Immunotherapy for Prevention of Relapse

There is a longstanding research interest in employing immunologic approaches to augment the GVL effect after transplantation and prevent relapse or reinduce remission after relapse.1 In post-transplant AML, advances have been made with 3 immunotherapy strategies: donor-lymphocyte infusion, immune checkpoint inhibitors, and other monoclonal antibodies such as antibody-drug conjugates.

There is evidence from small clinical trials showing that immune checkpoint inhibitors can help patients who have experienced relapse achieve remission again. However, unleashing the immune system can also increase risk for graft-versus-host disease (GVHD).

“The problem with these immunotherapy approaches is that the rate of complications is as high as the rate of success for relapsed patients. The question is: Are we going to be able to make it safe enough to use immune checkpoint inhibitors in the maintenance setting?” said Dr Webster.

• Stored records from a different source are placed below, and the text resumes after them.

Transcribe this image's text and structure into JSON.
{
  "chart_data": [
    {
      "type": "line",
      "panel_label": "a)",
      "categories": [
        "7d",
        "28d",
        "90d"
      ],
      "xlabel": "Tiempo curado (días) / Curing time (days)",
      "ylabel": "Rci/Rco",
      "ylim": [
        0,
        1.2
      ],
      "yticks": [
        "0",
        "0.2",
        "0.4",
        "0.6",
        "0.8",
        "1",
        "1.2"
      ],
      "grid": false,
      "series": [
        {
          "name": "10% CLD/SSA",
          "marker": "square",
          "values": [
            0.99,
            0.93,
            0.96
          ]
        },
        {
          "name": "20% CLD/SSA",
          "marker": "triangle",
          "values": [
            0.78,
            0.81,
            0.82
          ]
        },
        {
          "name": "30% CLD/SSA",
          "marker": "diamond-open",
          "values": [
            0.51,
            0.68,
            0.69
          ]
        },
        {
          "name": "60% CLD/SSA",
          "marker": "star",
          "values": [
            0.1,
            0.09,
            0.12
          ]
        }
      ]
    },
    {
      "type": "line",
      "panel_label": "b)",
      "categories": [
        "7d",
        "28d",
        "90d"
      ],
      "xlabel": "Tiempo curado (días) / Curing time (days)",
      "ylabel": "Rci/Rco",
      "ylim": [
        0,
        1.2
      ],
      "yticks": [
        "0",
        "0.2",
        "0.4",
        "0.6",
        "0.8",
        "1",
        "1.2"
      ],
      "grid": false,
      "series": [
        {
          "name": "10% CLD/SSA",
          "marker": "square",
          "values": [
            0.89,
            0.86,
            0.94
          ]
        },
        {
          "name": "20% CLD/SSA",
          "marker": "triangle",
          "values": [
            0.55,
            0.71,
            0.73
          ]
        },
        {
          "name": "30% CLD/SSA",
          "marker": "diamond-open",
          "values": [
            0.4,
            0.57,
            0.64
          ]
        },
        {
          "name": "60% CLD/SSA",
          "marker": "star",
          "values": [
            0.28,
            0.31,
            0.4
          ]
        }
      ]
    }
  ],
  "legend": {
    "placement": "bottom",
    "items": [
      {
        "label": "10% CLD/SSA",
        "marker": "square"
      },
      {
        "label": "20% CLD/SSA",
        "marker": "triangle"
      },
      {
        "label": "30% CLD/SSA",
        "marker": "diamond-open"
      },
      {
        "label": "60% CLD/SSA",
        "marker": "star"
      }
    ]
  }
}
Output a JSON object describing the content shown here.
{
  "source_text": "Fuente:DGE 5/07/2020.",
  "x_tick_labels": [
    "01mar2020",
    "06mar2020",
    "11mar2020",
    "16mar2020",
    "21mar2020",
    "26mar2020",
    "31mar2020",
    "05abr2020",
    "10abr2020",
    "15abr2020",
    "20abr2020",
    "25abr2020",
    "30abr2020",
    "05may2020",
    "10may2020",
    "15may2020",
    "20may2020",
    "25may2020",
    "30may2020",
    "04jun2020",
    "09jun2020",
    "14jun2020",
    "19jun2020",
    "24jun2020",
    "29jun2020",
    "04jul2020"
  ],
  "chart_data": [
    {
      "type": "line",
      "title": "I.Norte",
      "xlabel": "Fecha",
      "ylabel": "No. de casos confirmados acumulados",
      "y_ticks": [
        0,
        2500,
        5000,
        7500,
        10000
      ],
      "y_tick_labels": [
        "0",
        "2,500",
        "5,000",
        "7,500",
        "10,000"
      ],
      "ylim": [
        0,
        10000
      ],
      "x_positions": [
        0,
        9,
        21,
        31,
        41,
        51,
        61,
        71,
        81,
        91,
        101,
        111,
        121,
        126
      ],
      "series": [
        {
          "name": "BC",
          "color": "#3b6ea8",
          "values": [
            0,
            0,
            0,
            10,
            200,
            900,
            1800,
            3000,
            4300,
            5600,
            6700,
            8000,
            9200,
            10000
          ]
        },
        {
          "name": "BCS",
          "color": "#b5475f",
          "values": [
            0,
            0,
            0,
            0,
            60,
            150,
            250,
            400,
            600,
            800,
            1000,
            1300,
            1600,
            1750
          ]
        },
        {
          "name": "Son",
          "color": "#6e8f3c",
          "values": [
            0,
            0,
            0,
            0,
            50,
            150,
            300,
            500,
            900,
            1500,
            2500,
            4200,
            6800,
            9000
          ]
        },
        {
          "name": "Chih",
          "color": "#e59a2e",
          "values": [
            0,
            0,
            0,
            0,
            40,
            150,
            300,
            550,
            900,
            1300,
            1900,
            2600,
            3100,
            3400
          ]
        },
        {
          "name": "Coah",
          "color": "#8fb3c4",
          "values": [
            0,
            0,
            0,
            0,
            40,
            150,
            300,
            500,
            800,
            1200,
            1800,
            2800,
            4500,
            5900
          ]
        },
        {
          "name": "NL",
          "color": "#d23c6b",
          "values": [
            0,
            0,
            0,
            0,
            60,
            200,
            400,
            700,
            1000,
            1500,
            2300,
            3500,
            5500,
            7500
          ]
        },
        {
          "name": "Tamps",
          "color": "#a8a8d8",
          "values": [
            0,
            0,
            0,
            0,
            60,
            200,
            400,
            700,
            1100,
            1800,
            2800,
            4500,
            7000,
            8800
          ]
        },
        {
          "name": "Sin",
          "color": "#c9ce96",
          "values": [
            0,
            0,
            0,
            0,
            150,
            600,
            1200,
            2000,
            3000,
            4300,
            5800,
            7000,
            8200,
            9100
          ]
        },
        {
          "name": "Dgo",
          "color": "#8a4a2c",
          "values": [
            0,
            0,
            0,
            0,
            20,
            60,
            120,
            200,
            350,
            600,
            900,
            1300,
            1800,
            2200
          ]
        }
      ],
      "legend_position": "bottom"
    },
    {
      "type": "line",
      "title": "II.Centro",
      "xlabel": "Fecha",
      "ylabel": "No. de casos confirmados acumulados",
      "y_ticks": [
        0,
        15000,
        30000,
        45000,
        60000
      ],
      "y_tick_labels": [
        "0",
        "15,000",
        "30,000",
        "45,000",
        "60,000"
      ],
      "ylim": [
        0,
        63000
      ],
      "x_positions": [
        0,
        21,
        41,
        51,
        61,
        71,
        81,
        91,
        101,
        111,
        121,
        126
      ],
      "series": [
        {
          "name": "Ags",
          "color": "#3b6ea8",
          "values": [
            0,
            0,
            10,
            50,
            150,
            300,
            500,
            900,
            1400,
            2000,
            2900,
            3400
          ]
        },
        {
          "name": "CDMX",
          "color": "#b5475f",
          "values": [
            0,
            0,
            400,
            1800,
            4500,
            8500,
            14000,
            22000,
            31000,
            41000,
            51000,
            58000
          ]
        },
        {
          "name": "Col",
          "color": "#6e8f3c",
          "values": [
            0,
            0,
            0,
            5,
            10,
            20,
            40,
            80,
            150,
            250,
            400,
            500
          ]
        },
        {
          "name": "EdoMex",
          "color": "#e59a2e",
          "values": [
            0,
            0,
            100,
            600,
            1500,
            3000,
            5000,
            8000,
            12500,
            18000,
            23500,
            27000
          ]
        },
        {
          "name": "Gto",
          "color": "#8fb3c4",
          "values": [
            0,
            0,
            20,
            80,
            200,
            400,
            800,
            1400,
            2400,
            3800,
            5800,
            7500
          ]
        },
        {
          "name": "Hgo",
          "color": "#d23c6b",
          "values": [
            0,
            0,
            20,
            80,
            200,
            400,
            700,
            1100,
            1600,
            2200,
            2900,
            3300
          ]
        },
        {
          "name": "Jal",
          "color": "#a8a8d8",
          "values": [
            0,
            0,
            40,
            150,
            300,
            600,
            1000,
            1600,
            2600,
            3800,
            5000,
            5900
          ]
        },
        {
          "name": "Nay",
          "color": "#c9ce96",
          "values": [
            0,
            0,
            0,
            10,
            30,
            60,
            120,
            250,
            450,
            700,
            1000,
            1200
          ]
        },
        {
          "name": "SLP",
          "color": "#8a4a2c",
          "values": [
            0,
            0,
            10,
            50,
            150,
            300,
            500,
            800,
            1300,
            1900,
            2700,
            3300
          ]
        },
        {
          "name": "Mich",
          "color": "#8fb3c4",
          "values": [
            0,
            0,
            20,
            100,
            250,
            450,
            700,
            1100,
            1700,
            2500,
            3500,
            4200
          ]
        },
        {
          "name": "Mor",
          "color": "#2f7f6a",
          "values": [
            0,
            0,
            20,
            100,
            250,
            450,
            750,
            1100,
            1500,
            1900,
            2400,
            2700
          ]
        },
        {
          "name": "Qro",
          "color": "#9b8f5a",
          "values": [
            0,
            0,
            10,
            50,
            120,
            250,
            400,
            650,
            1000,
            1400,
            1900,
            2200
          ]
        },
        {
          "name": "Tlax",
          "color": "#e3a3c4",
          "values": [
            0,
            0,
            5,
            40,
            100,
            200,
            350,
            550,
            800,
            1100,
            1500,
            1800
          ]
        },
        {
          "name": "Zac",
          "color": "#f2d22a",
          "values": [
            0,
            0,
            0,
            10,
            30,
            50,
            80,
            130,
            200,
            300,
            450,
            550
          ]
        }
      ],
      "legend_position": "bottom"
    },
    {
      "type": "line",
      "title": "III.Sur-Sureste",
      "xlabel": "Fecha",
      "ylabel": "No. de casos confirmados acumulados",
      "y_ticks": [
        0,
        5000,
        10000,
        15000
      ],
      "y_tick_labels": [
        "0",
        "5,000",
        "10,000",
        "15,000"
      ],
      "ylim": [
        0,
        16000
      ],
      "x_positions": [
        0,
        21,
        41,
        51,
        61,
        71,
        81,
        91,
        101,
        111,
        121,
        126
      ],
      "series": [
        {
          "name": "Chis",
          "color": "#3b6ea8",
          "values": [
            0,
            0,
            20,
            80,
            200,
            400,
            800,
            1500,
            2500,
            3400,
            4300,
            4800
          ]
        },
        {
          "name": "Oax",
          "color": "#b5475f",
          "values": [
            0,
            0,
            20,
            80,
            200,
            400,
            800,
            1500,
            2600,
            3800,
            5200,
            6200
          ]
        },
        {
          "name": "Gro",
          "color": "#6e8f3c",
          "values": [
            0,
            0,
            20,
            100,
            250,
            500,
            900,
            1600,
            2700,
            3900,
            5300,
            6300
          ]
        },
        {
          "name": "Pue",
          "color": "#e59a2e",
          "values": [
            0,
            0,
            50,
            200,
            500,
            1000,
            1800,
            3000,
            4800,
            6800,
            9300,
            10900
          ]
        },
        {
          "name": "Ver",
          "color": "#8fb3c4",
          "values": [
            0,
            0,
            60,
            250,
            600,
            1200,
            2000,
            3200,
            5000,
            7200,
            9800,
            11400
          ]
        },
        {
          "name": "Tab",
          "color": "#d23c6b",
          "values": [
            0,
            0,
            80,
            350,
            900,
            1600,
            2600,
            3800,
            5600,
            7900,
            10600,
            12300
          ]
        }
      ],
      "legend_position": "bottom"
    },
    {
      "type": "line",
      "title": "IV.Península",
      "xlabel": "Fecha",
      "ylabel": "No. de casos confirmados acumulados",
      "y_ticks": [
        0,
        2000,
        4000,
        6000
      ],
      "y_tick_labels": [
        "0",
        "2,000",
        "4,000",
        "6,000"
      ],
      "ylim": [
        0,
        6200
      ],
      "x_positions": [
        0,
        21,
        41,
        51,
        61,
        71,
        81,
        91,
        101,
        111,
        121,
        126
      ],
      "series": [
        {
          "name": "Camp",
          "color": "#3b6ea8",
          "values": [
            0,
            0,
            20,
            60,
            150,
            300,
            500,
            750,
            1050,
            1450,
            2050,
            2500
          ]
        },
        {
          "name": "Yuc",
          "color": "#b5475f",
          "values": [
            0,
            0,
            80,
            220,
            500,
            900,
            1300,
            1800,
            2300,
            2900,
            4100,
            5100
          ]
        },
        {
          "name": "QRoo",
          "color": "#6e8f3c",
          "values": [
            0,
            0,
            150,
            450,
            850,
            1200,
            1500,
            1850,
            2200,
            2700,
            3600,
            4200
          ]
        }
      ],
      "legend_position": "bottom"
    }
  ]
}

Some studies have explored donor lymphocyte infusion for prevention of relapse, but this approach is also associated with significant complications and is quite resource-intensive. The antibody-drug conjugate gemtuzumab ozogamicin is approved by the FDA in AML, but its potential as a maintenance therapy after transplant is hampered by the risk for serious complications, including fatal liver toxicity.

Ongoing Challenges and Future Directions

Given the significant risk for complications, currently available prophylactic therapies should ideally be offered only to patients who are at high risk for relapse. The ability to reliably identify such patients remains a challenge and a focus of ongoing research.

“Another area where we’re really making progress is understanding why patients relapse after a transplant. We’re learning more and more that there are immunologic mechanisms that are driving risk [for] relapse after a transplant. The better we understand them, the better we’ll be able to reverse those mechanisms of relapse,” concluded Dr Webster.


  1. Sterling C, Webster J. Harnessing the immune system after allogeneic stem cell transplant in acute myeloid leukemia [published online February 5, 2020]. Am J Hematol. doi:10.1002/ajh.25750
  2. Tang X, Alatrash G, Ning J, et al. Increasing chimerism after allogeneic stem cell transplantation is associated with longer survival time. Biol Blood Marrow Transplant. 2014;20(8):1139-1144.